52 (イ)前途にある新しい世のことを考えるとき,なぜ今クリスチャンの勇気をつちかうことが必要ですか。(ロ)勇気のある人々は,ハルマゲドンのあいだ,何を経験しますか。
52 すべての証拠に照らしてみるとき,「かの日」は近づいています! ですから勇気,クリスチャンの勇気をつちかうため,積極的にあらゆる手段を講じて下さい。キリストと同じ勇気を持つ人々だけが,間もなく世界を滅ぼすハルマゲドンを通り抜けることでしょう。世に従う臆病な人々はその宇宙的な戦争に生き残りません。そのような人々は今日,神の側におらず,神の御子,王イエス・キリストの側にもいないからです。正義の宿る神の新しい世は,臆病者のはいる世界ではありません。聖書はそのことを明白に述べています。
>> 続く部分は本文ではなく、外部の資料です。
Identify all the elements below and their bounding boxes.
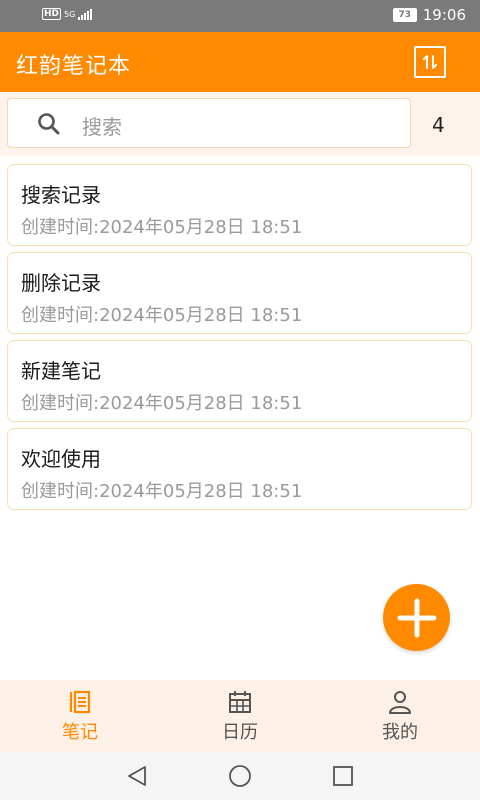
signal-icon [78,8,93,20]
clock: 19:06 [422,6,466,24]
tab-calendar-label: 日历 [222,722,258,743]
add-note-button[interactable] [383,584,450,651]
list-item[interactable]: 搜索记录 创建时间:2024年05月28日 18:51 [7,164,472,246]
note-time: 创建时间:2024年05月28日 18:51 [21,393,303,414]
app-bar: 红韵笔记本 [0,32,480,92]
tab-notes[interactable]: 笔记 [0,680,160,752]
tab-profile[interactable]: 我的 [320,680,480,752]
list-item[interactable]: 删除记录 创建时间:2024年05月28日 18:51 [7,252,472,334]
bottom-nav: 笔记 日历 我的 [0,680,480,752]
search-input[interactable]: 搜索 [7,98,411,148]
note-title: 搜索记录 [21,183,101,207]
list-item[interactable]: 欢迎使用 创建时间:2024年05月28日 18:51 [7,428,472,510]
note-title: 欢迎使用 [21,447,101,471]
notes-list-icon [69,690,91,714]
person-icon [389,691,411,714]
plus-icon [397,598,436,637]
hd-badge: HD [42,8,62,20]
list-item[interactable]: 新建笔记 创建时间:2024年05月28日 18:51 [7,340,472,422]
note-title: 新建笔记 [21,359,101,383]
system-nav-bar [0,752,480,800]
home-icon[interactable] [228,764,252,788]
sort-button[interactable] [414,46,446,78]
note-count: 4 [432,113,445,137]
tab-notes-label: 笔记 [62,722,98,743]
sort-updown-icon [423,55,437,69]
search-icon [38,113,60,135]
recents-icon[interactable] [331,764,355,788]
network-type: 5G [64,9,76,19]
tab-profile-label: 我的 [382,722,418,743]
search-placeholder: 搜索 [82,115,122,139]
calendar-icon [229,691,251,713]
note-time: 创建时间:2024年05月28日 18:51 [21,217,303,238]
battery-icon: 73 [392,8,417,22]
note-time: 创建时间:2024年05月28日 18:51 [21,481,303,502]
note-time: 创建时间:2024年05月28日 18:51 [21,305,303,326]
status-right: 73 19:06 [392,6,466,24]
note-title: 删除记录 [21,271,101,295]
back-icon[interactable] [125,764,149,788]
tab-calendar[interactable]: 日历 [160,680,320,752]
search-row: 搜索 4 [0,92,480,156]
status-left: HD 5G [42,8,93,20]
app-title: 红韵笔记本 [16,54,132,79]
status-bar: HD 5G 73 19:06 [0,0,480,32]
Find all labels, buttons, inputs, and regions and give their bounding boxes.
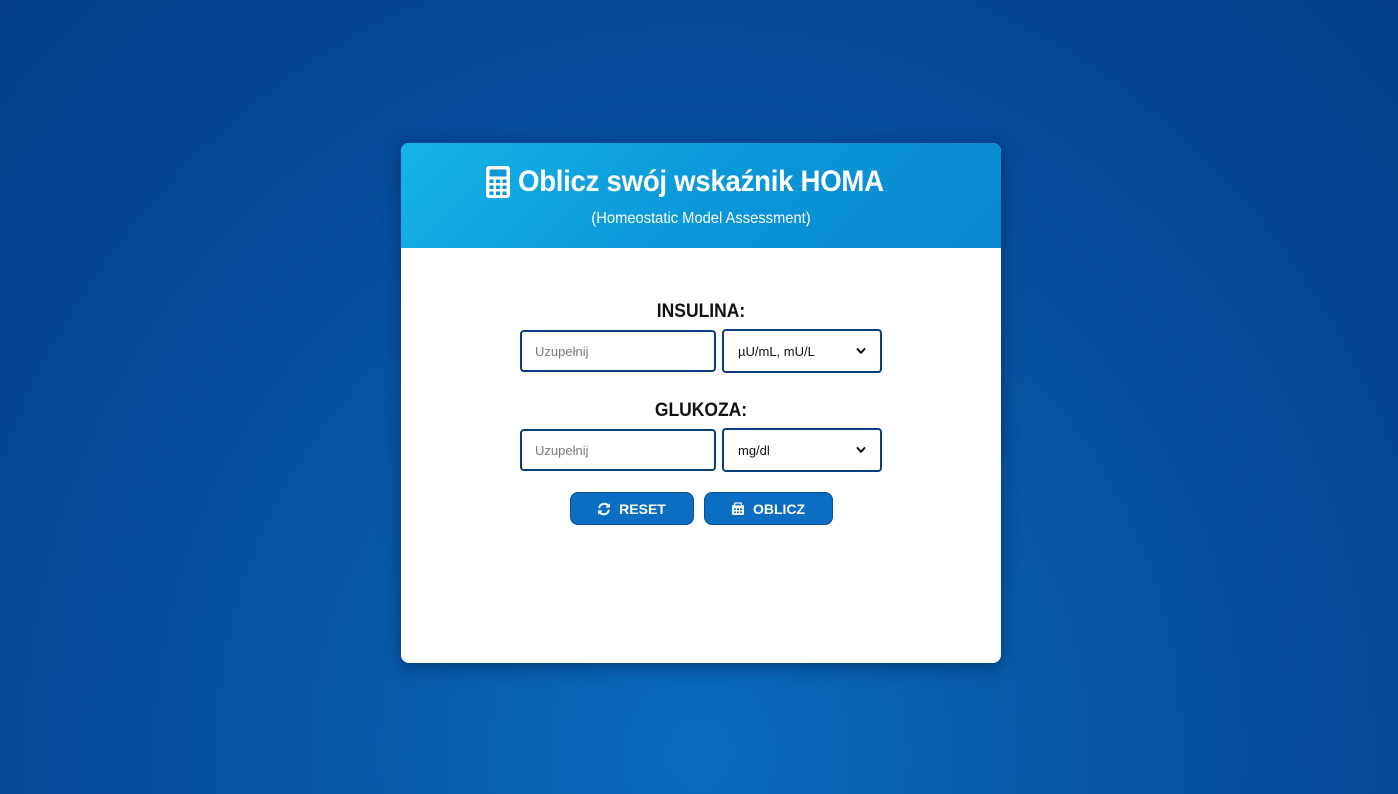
page-title: Oblicz swój wskaźnik HOMA [518,165,884,198]
page-subtitle: (Homeostatic Model Assessment) [591,210,811,227]
insulin-row: µU/mL, mU/L [401,329,1001,373]
calculate-button-label: OBLICZ [752,500,806,517]
chevron-down-icon [856,348,866,354]
glucose-label: GLUKOZA: [654,400,748,421]
insulin-unit-select[interactable]: µU/mL, mU/L [722,329,882,373]
title-row: Oblicz swój wskaźnik HOMA [401,163,1001,201]
glucose-unit-value: mg/dl [738,442,770,458]
refresh-icon [598,502,610,515]
action-buttons: RESET OBLICZ [401,492,1001,525]
calculator-icon [731,502,744,515]
calculator-icon [486,166,511,198]
glucose-unit-select[interactable]: mg/dl [722,428,882,472]
calculate-button[interactable]: OBLICZ [703,492,833,525]
card-header: Oblicz swój wskaźnik HOMA (Homeostatic M… [401,143,1001,248]
card-body: INSULINA: µU/mL, mU/L GLUKOZA: mg/dl [401,248,1001,525]
glucose-input[interactable] [520,429,716,471]
chevron-down-icon [856,447,866,453]
reset-button[interactable]: RESET [569,492,694,525]
insulin-input[interactable] [520,330,716,372]
homa-calculator-card: Oblicz swój wskaźnik HOMA (Homeostatic M… [401,143,1001,663]
glucose-row: mg/dl [401,428,1001,472]
insulin-unit-value: µU/mL, mU/L [738,343,815,359]
reset-button-label: RESET [619,500,666,517]
insulin-label: INSULINA: [656,301,746,322]
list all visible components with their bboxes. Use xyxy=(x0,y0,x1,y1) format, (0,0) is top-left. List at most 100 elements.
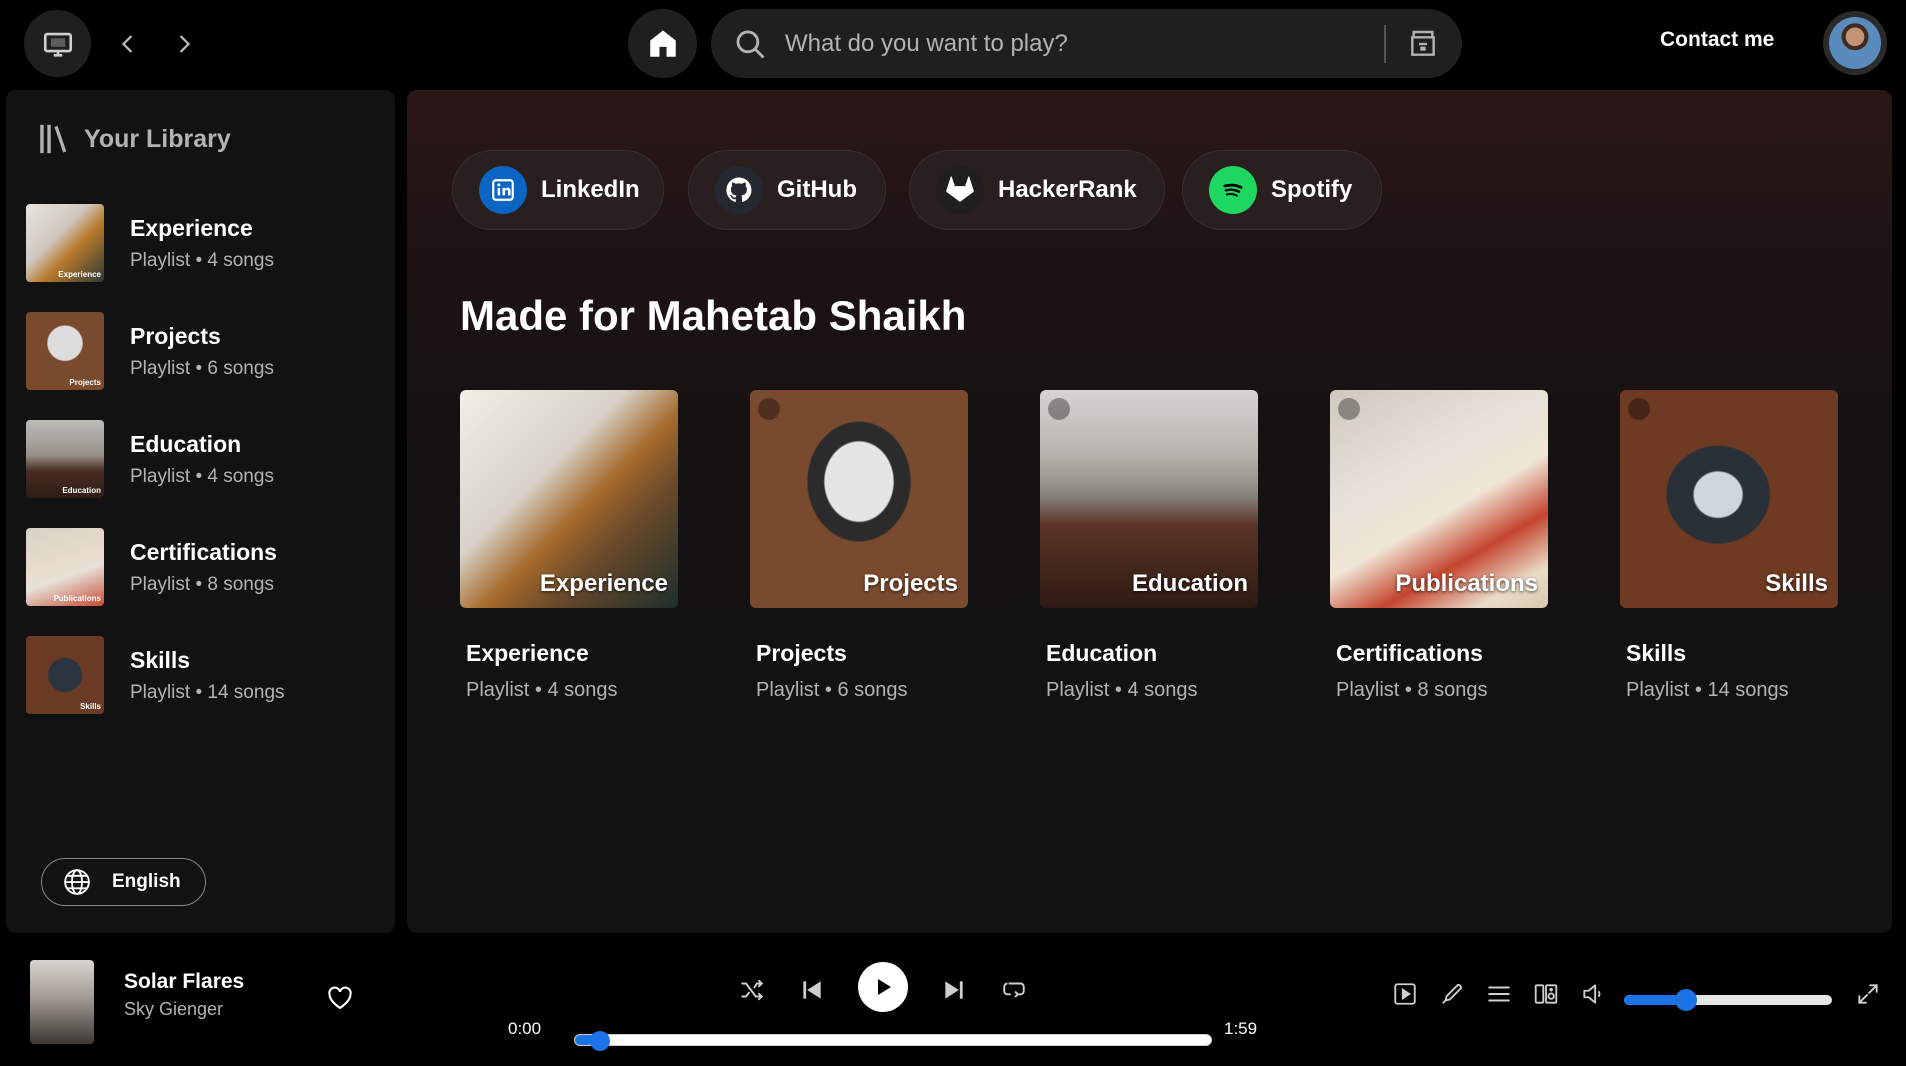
thumb-label: Experience xyxy=(58,270,101,279)
hackerrank-button[interactable]: HackerRank xyxy=(909,150,1165,230)
section-title: Made for Mahetab Shaikh xyxy=(460,292,967,339)
chevron-right-icon xyxy=(180,35,191,53)
social-label: HackerRank xyxy=(998,176,1137,203)
speaker-device-icon xyxy=(1534,984,1558,1004)
github-button[interactable]: GitHub xyxy=(688,150,886,230)
previous-button[interactable] xyxy=(794,972,830,1008)
connect-device-button[interactable] xyxy=(1530,978,1562,1010)
lyrics-button[interactable] xyxy=(1436,978,1468,1010)
library-thumb: Education xyxy=(26,420,104,498)
linkedin-button[interactable]: LinkedIn xyxy=(452,150,664,230)
library-item-meta: Playlist • 4 songs xyxy=(130,465,274,487)
volume-slider[interactable] xyxy=(1624,989,1832,1011)
search-bar[interactable] xyxy=(711,9,1462,78)
elapsed-time: 0:00 xyxy=(508,1019,542,1038)
cover-label: Experience xyxy=(539,570,668,597)
library-item-meta: Playlist • 6 songs xyxy=(130,357,274,379)
linkedin-icon xyxy=(479,166,527,214)
shuffle-button[interactable] xyxy=(734,972,770,1008)
contact-me-link[interactable]: Contact me xyxy=(1660,28,1774,52)
volume-button[interactable] xyxy=(1577,978,1609,1010)
gitlab-icon xyxy=(936,166,984,214)
home-icon xyxy=(649,30,676,57)
library-header[interactable]: Your Library xyxy=(36,122,231,156)
now-playing-view-button[interactable] xyxy=(1389,978,1421,1010)
cover-label: Education xyxy=(1131,570,1248,597)
library-item-skills[interactable]: Skills Skills Playlist • 14 songs xyxy=(26,632,376,718)
library-item-name: Skills xyxy=(130,646,191,673)
spotify-badge-icon xyxy=(1628,398,1650,420)
repeat-button[interactable] xyxy=(996,972,1032,1008)
avatar[interactable] xyxy=(1823,11,1887,75)
card-title: Skills xyxy=(1626,640,1687,666)
browse-button[interactable] xyxy=(1401,22,1445,66)
playlist-card-skills[interactable]: Skills Skills Playlist • 14 songs xyxy=(1620,390,1838,702)
expand-icon xyxy=(1858,984,1878,1004)
library-item-meta: Playlist • 8 songs xyxy=(130,573,274,595)
card-meta: Playlist • 4 songs xyxy=(1046,679,1198,701)
cover-label: Skills xyxy=(1765,570,1828,597)
github-icon xyxy=(715,166,763,214)
card-title: Education xyxy=(1046,640,1158,666)
library-thumb: Skills xyxy=(26,636,104,714)
spotify-badge-icon xyxy=(1048,398,1070,420)
library-thumb: Publications xyxy=(26,528,104,606)
spotify-badge-icon xyxy=(758,398,780,420)
device-button[interactable] xyxy=(24,10,91,77)
now-playing-cover[interactable] xyxy=(30,960,94,1044)
library-item-name: Education xyxy=(130,430,242,457)
monitor-icon xyxy=(43,32,72,57)
playlist-cover: Experience xyxy=(460,390,678,608)
library-item-name: Certifications xyxy=(130,538,277,565)
repeat-icon xyxy=(1003,982,1025,998)
track-artist[interactable]: Sky Gienger xyxy=(124,999,223,1020)
social-label: GitHub xyxy=(777,176,857,203)
home-button[interactable] xyxy=(628,9,697,78)
library-item-meta: Playlist • 14 songs xyxy=(130,681,285,703)
language-button[interactable]: English xyxy=(41,858,206,906)
library-item-certifications[interactable]: Publications Certifications Playlist • 8… xyxy=(26,524,376,610)
player-bar: Solar Flares Sky Gienger 0:00 1:59 xyxy=(0,940,1906,1066)
top-bar: Contact me xyxy=(0,0,1906,86)
browse-icon xyxy=(1411,30,1435,56)
playlist-card-experience[interactable]: Experience Experience Playlist • 4 songs xyxy=(460,390,678,702)
volume-handle[interactable] xyxy=(1675,989,1698,1011)
cover-label: Projects xyxy=(863,570,958,597)
queue-icon xyxy=(1488,986,1510,1002)
playlist-cover: Education xyxy=(1040,390,1258,608)
like-button[interactable] xyxy=(324,982,356,1014)
forward-button[interactable] xyxy=(166,26,202,62)
thumb-label: Skills xyxy=(80,702,101,711)
card-meta: Playlist • 6 songs xyxy=(756,679,908,701)
progress-handle[interactable] xyxy=(590,1031,611,1051)
queue-button[interactable] xyxy=(1483,978,1515,1010)
search-icon xyxy=(729,23,771,65)
track-title[interactable]: Solar Flares xyxy=(124,970,244,994)
next-button[interactable] xyxy=(936,972,972,1008)
library-item-education[interactable]: Education Education Playlist • 4 songs xyxy=(26,416,376,502)
playlist-card-education[interactable]: Education Education Playlist • 4 songs xyxy=(1040,390,1258,702)
back-button[interactable] xyxy=(110,26,146,62)
library-item-projects[interactable]: Projects Projects Playlist • 6 songs xyxy=(26,308,376,394)
volume-icon xyxy=(1583,984,1601,1004)
progress-bar[interactable] xyxy=(574,1031,1212,1051)
card-meta: Playlist • 8 songs xyxy=(1336,679,1488,701)
heart-icon xyxy=(328,986,352,1010)
card-meta: Playlist • 4 songs xyxy=(466,679,618,701)
social-label: Spotify xyxy=(1271,176,1353,203)
thumb-label: Projects xyxy=(69,378,101,387)
playlist-card-projects[interactable]: Projects Projects Playlist • 6 songs xyxy=(750,390,968,702)
play-icon xyxy=(878,979,891,995)
library-item-experience[interactable]: Experience Experience Playlist • 4 songs xyxy=(26,200,376,286)
profile-photo xyxy=(1829,17,1881,69)
spotify-button[interactable]: Spotify xyxy=(1182,150,1382,230)
spotify-badge-icon xyxy=(1338,398,1360,420)
fullscreen-button[interactable] xyxy=(1852,978,1884,1010)
language-label: English xyxy=(112,871,181,892)
microphone-icon xyxy=(1442,983,1463,1004)
play-button[interactable] xyxy=(858,962,908,1012)
skip-forward-icon xyxy=(945,981,963,999)
search-input[interactable] xyxy=(785,29,1375,58)
playlist-card-certifications[interactable]: Publications Certifications Playlist • 8… xyxy=(1330,390,1548,702)
now-playing-view-icon xyxy=(1394,983,1416,1005)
(黙示 21:8)二つの世界を代表する勢力間の決定的な戦いハルマゲドンにおいても,勇気のある人々は神の御国に忠実を保ち,御国がサタンの古い世に対する大勝利を得て,正義の新しい世をもたらすまで御国の伝道を決してやめないでしょう。これらの勇気ある人々は神から保護され,戦いを通り抜けてキリストによる神の勝利の御国の下,約束された新しい世にはいるでしょう。聖書のすすめにいま従うのは全く当を得たことです。勇気を出しなさい! 神の国は近づいたからです!